Another woman spoke of “the smell of heating oil throughout” her home — “a sweet strange oily smell,” she wrote. “I can always smell it.” Others, impatient for researchers to test the air quality in their homes, said they bought their own vapor intrusion testing kits.
When the Marine Corps concluded in September that residents were not exposed to the contamination, members of the Facebook group grew angry. They grew gardens and ate the vegetables, they said. What about their kids who played in the dirt? What about small children who may have unknowingly chewed on lead paint chips?
Neither Whatley nor Melany Lualhati Martin Stawnyczyj, an administrator in the Facebook group, would speak to the Packet or Gazette. An attorney for Whatley and other former residents cited an ongoing lawsuit against Laurel Bay's private management company.

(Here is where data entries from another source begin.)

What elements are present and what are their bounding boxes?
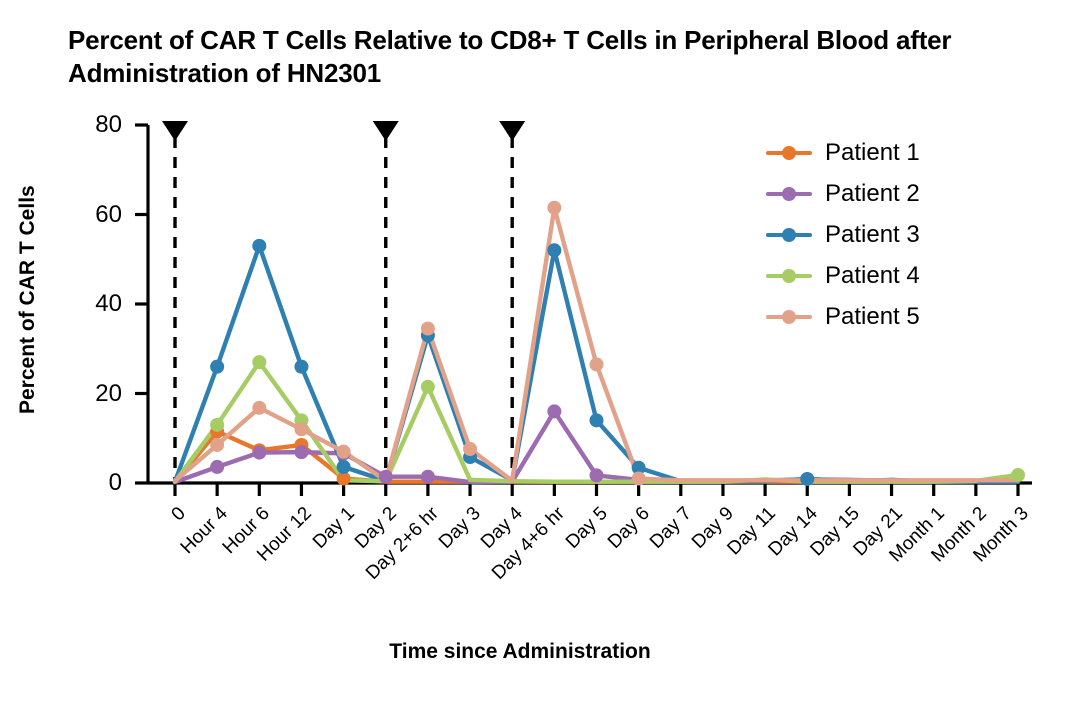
- data-point-patient-5: [337, 445, 351, 459]
- x-axis-title: Time since Administration: [148, 640, 892, 664]
- chart-legend: Patient 1Patient 2Patient 3Patient 4Pati…: [766, 132, 1066, 337]
- down-triangle-icon: [162, 121, 188, 141]
- legend-swatch-icon: [766, 143, 812, 163]
- data-point-patient-2: [421, 470, 435, 484]
- legend-label: Patient 3: [825, 223, 920, 247]
- data-point-patient-2: [294, 445, 308, 459]
- data-point-patient-5: [294, 422, 308, 436]
- legend-label: Patient 1: [825, 141, 920, 165]
- chart-figure: Percent of CAR T Cells Relative to CD8+ …: [0, 0, 1080, 711]
- data-point-patient-4: [421, 380, 435, 394]
- down-triangle-icon: [499, 121, 525, 141]
- data-point-patient-4: [1011, 468, 1025, 482]
- y-tick-label: 60: [62, 201, 122, 229]
- y-axis-title: Percent of CAR T Cells: [10, 120, 46, 480]
- data-point-patient-5: [463, 442, 477, 456]
- legend-item-patient-3[interactable]: Patient 3: [766, 214, 1066, 255]
- data-point-patient-2: [379, 470, 393, 484]
- data-point-patient-5: [632, 472, 646, 486]
- data-point-patient-2: [590, 468, 604, 482]
- legend-label: Patient 2: [825, 182, 920, 206]
- legend-label: Patient 4: [825, 264, 920, 288]
- legend-swatch-icon: [766, 184, 812, 204]
- y-tick-label: 20: [62, 380, 122, 408]
- y-tick-label: 80: [62, 111, 122, 139]
- legend-label: Patient 5: [825, 305, 920, 329]
- data-point-patient-5: [210, 438, 224, 452]
- data-point-patient-4: [252, 355, 266, 369]
- data-point-patient-5: [252, 401, 266, 415]
- data-point-patient-4: [210, 418, 224, 432]
- y-tick-label: 0: [62, 469, 122, 497]
- data-point-patient-2: [252, 446, 266, 460]
- legend-swatch-icon: [766, 307, 812, 327]
- data-point-patient-2: [210, 460, 224, 474]
- legend-swatch-icon: [766, 225, 812, 245]
- data-point-patient-5: [547, 201, 561, 215]
- legend-item-patient-5[interactable]: Patient 5: [766, 296, 1066, 337]
- data-point-patient-5: [590, 357, 604, 371]
- data-point-patient-3: [337, 460, 351, 474]
- data-point-patient-3: [210, 360, 224, 374]
- legend-item-patient-1[interactable]: Patient 1: [766, 132, 1066, 173]
- down-triangle-icon: [373, 121, 399, 141]
- legend-item-patient-2[interactable]: Patient 2: [766, 173, 1066, 214]
- y-tick-label: 40: [62, 290, 122, 318]
- data-point-patient-3: [547, 243, 561, 257]
- data-point-patient-3: [252, 239, 266, 253]
- legend-item-patient-4[interactable]: Patient 4: [766, 255, 1066, 296]
- data-point-patient-3: [590, 413, 604, 427]
- data-point-patient-2: [547, 404, 561, 418]
- data-point-patient-3: [800, 472, 814, 486]
- data-point-patient-5: [421, 322, 435, 336]
- data-point-patient-3: [294, 360, 308, 374]
- legend-swatch-icon: [766, 266, 812, 286]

But in January, Stawnyczyj wrote, “I am thankful to God that our platform has finally begun to go beyond Facebook and word of mouth.”
Experts warn against the dangers of self-diagnosis. Every disease — including cancer — could have multiple causes, some of which have nothing to do with environmental exposure, and those who feel uneasy should visit a doctor to check their concerns, they say.
Marine officials have also warned residents to remain skeptical about what they read on Facebook and other social media.
“A lack of information about either the facts or the command’s actions can cause anxiety. I have tried to avoid providing incomplete or inaccurate information; which could have caused speculation,” commanding officer Buck wrote in a letter from January.
But some residents believe that after the Marine Corps failed to notify all residents about the contaminated oil tanks, the information they received from officials was incomplete in the first place.
Conner says connecting with other Marine spouses on social media has allowed her to feel as if she’s not simply an anomaly, nor a hypochondriac. It gave her the confidence to open up to her doctors about her experiences on Laurel Bay.
And besides, Conner and others say, the point of social media is not to self-diagnose. It’s a way to empower one another, a medium allowing military families to give each other comfort that seems to be impossible to find elsewhere — a way to take care of their own.